Certains documents de la préfecture du Gard témoignent de cette inquiétude politique :

"Les courses de taureaux donnent lieu à de grands rassemblements que les fauteurs d’anarchie ont déjà mis plus d’une fois à profit pour surexciter les passions démagogiques, pousser les populations au désordre et se livrer à des manifestations coupables"

«  Depuis que la propagande socialiste a surexcité dans les campagnes les mauvaises passions, les courses de taureaux sont devenues le prétexte de rassemblements qui ont pour but principal le développement des doctrines démagogiques et par conséquence, la dépravation complète de l’esprit dans notre pays."

« S’il importe d’empêcher ce genre de spectacle, grossier et barbare, c’est surtout depuis qu’il tend à servir les mauvais desseins des anarchistes et à couvrir, sous l’apparence d’un divertissement public, des réunions où les hommes mal intentionnés de plusieurs communes peuvent se rencontrer, s’entendre, s’exciter les uns les autres par l’échange de mots d’ordre, de pensées nouvelles ou d’espérances aussi coupables que chimériques » 1

Nous trouvons dans les archives du Gard plusieurs lettres de maires exprimant la crainte que les fêtes votives ne donnent lieu à des rassemblements de « Rouges » avec leur chants démagogiques 2

Il arrivait effectivement assez souvent que les républicains, qui se rencontraient lors des courses de taureaux, arborent cocardes et drapeaux interdits, ou encore chantent des refrains révolutionnaires.

Si les maires des différentes communes réagissaient de façon différente, il ne s’en trouvait pas moins devant le même problème :

  • ou ils faisaient appliquer les arrêtés préfectoraux et se rendaient impopulaires, se mettant à dos la quasi-totalité de leurs administrés favorables aux courses.
  • ou ils ne les faisaient pas appliquer et encouraient les blâmes du préfet, voire même des sanctions.

Leur tâche était d’autant plus difficile que les esprits étaient échauffés.

Quelques courses de 1851, décrites par P. Bord 1 nous restituent bien le climat passionné de l’époque et la violence de la répression.
Le lundi 5 mai 1851, lors de la fête votive, une course doit avoir lieu à Vauvert.
Les taureaux de la manade Picheral, du mas de Bourry, sont amenés de nuit par les gardians et, vers 11 heures, pénètrent dans Vauvert, traversant tout le village.

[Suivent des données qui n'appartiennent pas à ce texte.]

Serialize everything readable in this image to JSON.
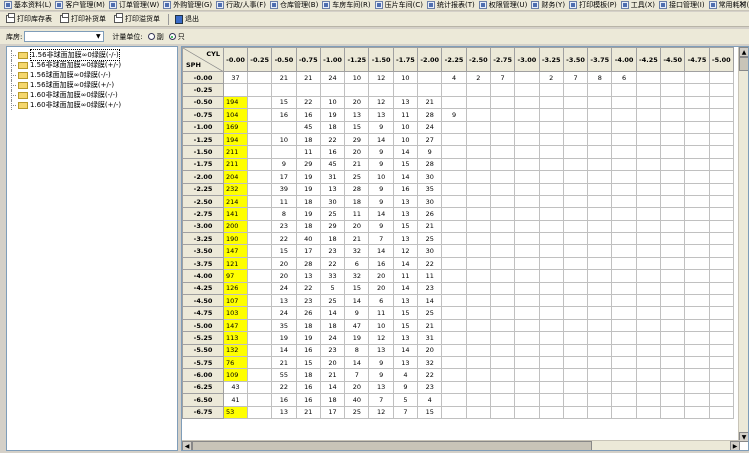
{
  "menu": {
    "items": [
      "基本资料(L)",
      "客户管理(M)",
      "订单管理(W)",
      "外购管理(G)",
      "行政/人事(F)",
      "仓库管理(B)",
      "车房车间(R)",
      "压片车间(C)",
      "统计报表(T)",
      "权限管理(U)",
      "财务(Y)",
      "打印模板(P)",
      "工具(X)",
      "接口管理(I)",
      "常用耗材(J)"
    ],
    "close": "✕"
  },
  "toolbar": {
    "buttons": [
      "打印库存表",
      "打印补货单",
      "打印溢货单"
    ],
    "exit": "退出"
  },
  "filter": {
    "warehouse_label": "库房:",
    "unit_label": "计量单位:",
    "option1": "副",
    "option2": "只"
  },
  "tree": {
    "items": [
      "1.56非球面加膜∞0绿膜(-/-)",
      "1.56非球面加膜∞0绿膜(+/-)",
      "1.56球面加膜∞0绿膜(-/-)",
      "1.56球面加膜∞0绿膜(+/-)",
      "1.60非球面加膜∞0绿膜(-/-)",
      "1.60非球面加膜∞0绿膜(+/-)"
    ]
  },
  "grid": {
    "cyl_label": "CYL",
    "sph_label": "SPH",
    "columns": [
      "-0.00",
      "-0.25",
      "-0.50",
      "-0.75",
      "-1.00",
      "-1.25",
      "-1.50",
      "-1.75",
      "-2.00",
      "-2.25",
      "-2.50",
      "-2.75",
      "-3.00",
      "-3.25",
      "-3.50",
      "-3.75",
      "-4.00",
      "-4.25",
      "-4.50",
      "-4.75",
      "-5.00"
    ],
    "rows": [
      {
        "sph": "-0.00",
        "v": [
          "37",
          "",
          "21",
          "21",
          "24",
          "10",
          "12",
          "10",
          "",
          "4",
          "2",
          "7",
          "",
          "2",
          "7",
          "8",
          "6",
          "",
          "",
          "",
          ""
        ],
        "hl": false
      },
      {
        "sph": "-0.25",
        "v": [
          "",
          "",
          "",
          "",
          "",
          "",
          "",
          "",
          "",
          "",
          "",
          "",
          "",
          "",
          "",
          "",
          "",
          "",
          "",
          "",
          ""
        ],
        "hl": false
      },
      {
        "sph": "-0.50",
        "v": [
          "194",
          "",
          "15",
          "22",
          "10",
          "20",
          "12",
          "13",
          "21",
          "",
          "",
          "",
          "",
          "",
          "",
          "",
          "",
          "",
          "",
          "",
          ""
        ],
        "hl": true
      },
      {
        "sph": "-0.75",
        "v": [
          "104",
          "",
          "16",
          "16",
          "19",
          "13",
          "13",
          "11",
          "28",
          "9",
          "",
          "",
          "",
          "",
          "",
          "",
          "",
          "",
          "",
          "",
          ""
        ],
        "hl": true
      },
      {
        "sph": "-1.00",
        "v": [
          "169",
          "",
          "",
          "45",
          "18",
          "15",
          "9",
          "10",
          "24",
          "",
          "",
          "",
          "",
          "",
          "",
          "",
          "",
          "",
          "",
          "",
          ""
        ],
        "hl": true
      },
      {
        "sph": "-1.25",
        "v": [
          "194",
          "",
          "10",
          "18",
          "22",
          "29",
          "14",
          "10",
          "27",
          "",
          "",
          "",
          "",
          "",
          "",
          "",
          "",
          "",
          "",
          "",
          ""
        ],
        "hl": true
      },
      {
        "sph": "-1.50",
        "v": [
          "211",
          "",
          "",
          "11",
          "16",
          "20",
          "9",
          "14",
          "9",
          "",
          "",
          "",
          "",
          "",
          "",
          "",
          "",
          "",
          "",
          "",
          ""
        ],
        "hl": true
      },
      {
        "sph": "-1.75",
        "v": [
          "211",
          "",
          "9",
          "29",
          "45",
          "21",
          "9",
          "15",
          "28",
          "",
          "",
          "",
          "",
          "",
          "",
          "",
          "",
          "",
          "",
          "",
          ""
        ],
        "hl": true
      },
      {
        "sph": "-2.00",
        "v": [
          "204",
          "",
          "17",
          "19",
          "31",
          "25",
          "10",
          "14",
          "30",
          "",
          "",
          "",
          "",
          "",
          "",
          "",
          "",
          "",
          "",
          "",
          ""
        ],
        "hl": true
      },
      {
        "sph": "-2.25",
        "v": [
          "232",
          "",
          "39",
          "19",
          "13",
          "28",
          "9",
          "16",
          "35",
          "",
          "",
          "",
          "",
          "",
          "",
          "",
          "",
          "",
          "",
          "",
          ""
        ],
        "hl": true
      },
      {
        "sph": "-2.50",
        "v": [
          "214",
          "",
          "11",
          "18",
          "30",
          "18",
          "9",
          "13",
          "30",
          "",
          "",
          "",
          "",
          "",
          "",
          "",
          "",
          "",
          "",
          "",
          ""
        ],
        "hl": true
      },
      {
        "sph": "-2.75",
        "v": [
          "141",
          "",
          "8",
          "19",
          "25",
          "11",
          "14",
          "13",
          "26",
          "",
          "",
          "",
          "",
          "",
          "",
          "",
          "",
          "",
          "",
          "",
          ""
        ],
        "hl": true
      },
      {
        "sph": "-3.00",
        "v": [
          "200",
          "",
          "23",
          "18",
          "29",
          "20",
          "9",
          "15",
          "21",
          "",
          "",
          "",
          "",
          "",
          "",
          "",
          "",
          "",
          "",
          "",
          ""
        ],
        "hl": true
      },
      {
        "sph": "-3.25",
        "v": [
          "190",
          "",
          "22",
          "40",
          "18",
          "21",
          "7",
          "13",
          "25",
          "",
          "",
          "",
          "",
          "",
          "",
          "",
          "",
          "",
          "",
          "",
          ""
        ],
        "hl": true
      },
      {
        "sph": "-3.50",
        "v": [
          "147",
          "",
          "15",
          "17",
          "23",
          "32",
          "14",
          "12",
          "30",
          "",
          "",
          "",
          "",
          "",
          "",
          "",
          "",
          "",
          "",
          "",
          ""
        ],
        "hl": true
      },
      {
        "sph": "-3.75",
        "v": [
          "121",
          "",
          "20",
          "28",
          "22",
          "6",
          "16",
          "14",
          "22",
          "",
          "",
          "",
          "",
          "",
          "",
          "",
          "",
          "",
          "",
          "",
          ""
        ],
        "hl": true
      },
      {
        "sph": "-4.00",
        "v": [
          "97",
          "",
          "20",
          "13",
          "33",
          "32",
          "20",
          "11",
          "11",
          "",
          "",
          "",
          "",
          "",
          "",
          "",
          "",
          "",
          "",
          "",
          ""
        ],
        "hl": true
      },
      {
        "sph": "-4.25",
        "v": [
          "126",
          "",
          "24",
          "22",
          "5",
          "15",
          "20",
          "14",
          "23",
          "",
          "",
          "",
          "",
          "",
          "",
          "",
          "",
          "",
          "",
          "",
          ""
        ],
        "hl": true
      },
      {
        "sph": "-4.50",
        "v": [
          "107",
          "",
          "13",
          "23",
          "25",
          "14",
          "6",
          "13",
          "14",
          "",
          "",
          "",
          "",
          "",
          "",
          "",
          "",
          "",
          "",
          "",
          ""
        ],
        "hl": true
      },
      {
        "sph": "-4.75",
        "v": [
          "103",
          "",
          "24",
          "26",
          "14",
          "9",
          "11",
          "15",
          "25",
          "",
          "",
          "",
          "",
          "",
          "",
          "",
          "",
          "",
          "",
          "",
          ""
        ],
        "hl": true
      },
      {
        "sph": "-5.00",
        "v": [
          "147",
          "",
          "35",
          "18",
          "18",
          "47",
          "10",
          "15",
          "21",
          "",
          "",
          "",
          "",
          "",
          "",
          "",
          "",
          "",
          "",
          "",
          ""
        ],
        "hl": true
      },
      {
        "sph": "-5.25",
        "v": [
          "113",
          "",
          "19",
          "19",
          "24",
          "19",
          "12",
          "13",
          "31",
          "",
          "",
          "",
          "",
          "",
          "",
          "",
          "",
          "",
          "",
          "",
          ""
        ],
        "hl": true
      },
      {
        "sph": "-5.50",
        "v": [
          "132",
          "",
          "14",
          "16",
          "23",
          "8",
          "13",
          "14",
          "20",
          "",
          "",
          "",
          "",
          "",
          "",
          "",
          "",
          "",
          "",
          "",
          ""
        ],
        "hl": true
      },
      {
        "sph": "-5.75",
        "v": [
          "76",
          "",
          "21",
          "15",
          "20",
          "14",
          "9",
          "13",
          "32",
          "",
          "",
          "",
          "",
          "",
          "",
          "",
          "",
          "",
          "",
          "",
          ""
        ],
        "hl": true
      },
      {
        "sph": "-6.00",
        "v": [
          "109",
          "",
          "55",
          "18",
          "21",
          "7",
          "9",
          "4",
          "22",
          "",
          "",
          "",
          "",
          "",
          "",
          "",
          "",
          "",
          "",
          "",
          ""
        ],
        "hl": true
      },
      {
        "sph": "-6.25",
        "v": [
          "43",
          "",
          "22",
          "16",
          "14",
          "20",
          "13",
          "9",
          "23",
          "",
          "",
          "",
          "",
          "",
          "",
          "",
          "",
          "",
          "",
          "",
          ""
        ],
        "hl": false
      },
      {
        "sph": "-6.50",
        "v": [
          "41",
          "",
          "16",
          "16",
          "18",
          "40",
          "7",
          "5",
          "4",
          "",
          "",
          "",
          "",
          "",
          "",
          "",
          "",
          "",
          "",
          "",
          ""
        ],
        "hl": false
      },
      {
        "sph": "-6.75",
        "v": [
          "53",
          "",
          "13",
          "21",
          "17",
          "25",
          "12",
          "7",
          "15",
          "",
          "",
          "",
          "",
          "",
          "",
          "",
          "",
          "",
          "",
          "",
          ""
        ],
        "hl": true
      }
    ]
  },
  "colors": {
    "highlight": "#ffff00",
    "header_bg": "#ece9d8"
  }
}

Ils sont enfermés chez un villageois, la course va pouvoir se dérouler normalement.

« Mais, le préfet, prévenu depuis le 27 avril par le commissaire de police, a pris des mesures énergiques, plusieurs brigades de gendarmerie, une compagnie d’infanterie et détachement de l’escadron de Lunel sont prêts à agir si l’ordre leur en est donné » 1

La foule est nombreuse, les rapports de police estiment à 6.000 le nombre de personnes qui s’entassent sur les charrettes.

Afin d’impressionner la foule, l’officier commandant le détachement militaire ordonne à la troupe de charger ses armes.
Alors qu’un trompette s’avance pour exécuter les sonneries précédent les sommations règlementaires, un Vauverdois s’avance vers lui et lui arrache son instrument, un autre jette un caillou sur un soldat qui, aussitôt, met en joue la foule, un vieux Vauverdois le défie, lui présentant sa poitrine nue.

Devant l’excitation grandissante de la foule, on va chercher le maire qui, ceint de son écharpe, traverse la foule, monte sur une charrette et invite ses compatriotes à obéir à la loi.
Il est vigoureusement conspué.

De part et d’autre, la tension monte, les soldats mettent les baïonnettes en avant, les Vauverdois découvrent leur poitrine face à la troupe, pour quelle se retire.
Après son départ, la course se déroule sans incident.

Quelques jours après le maire reçoit un blâme et un arrêté de la préfecture le suspendant pour deux mois de ses fonctions.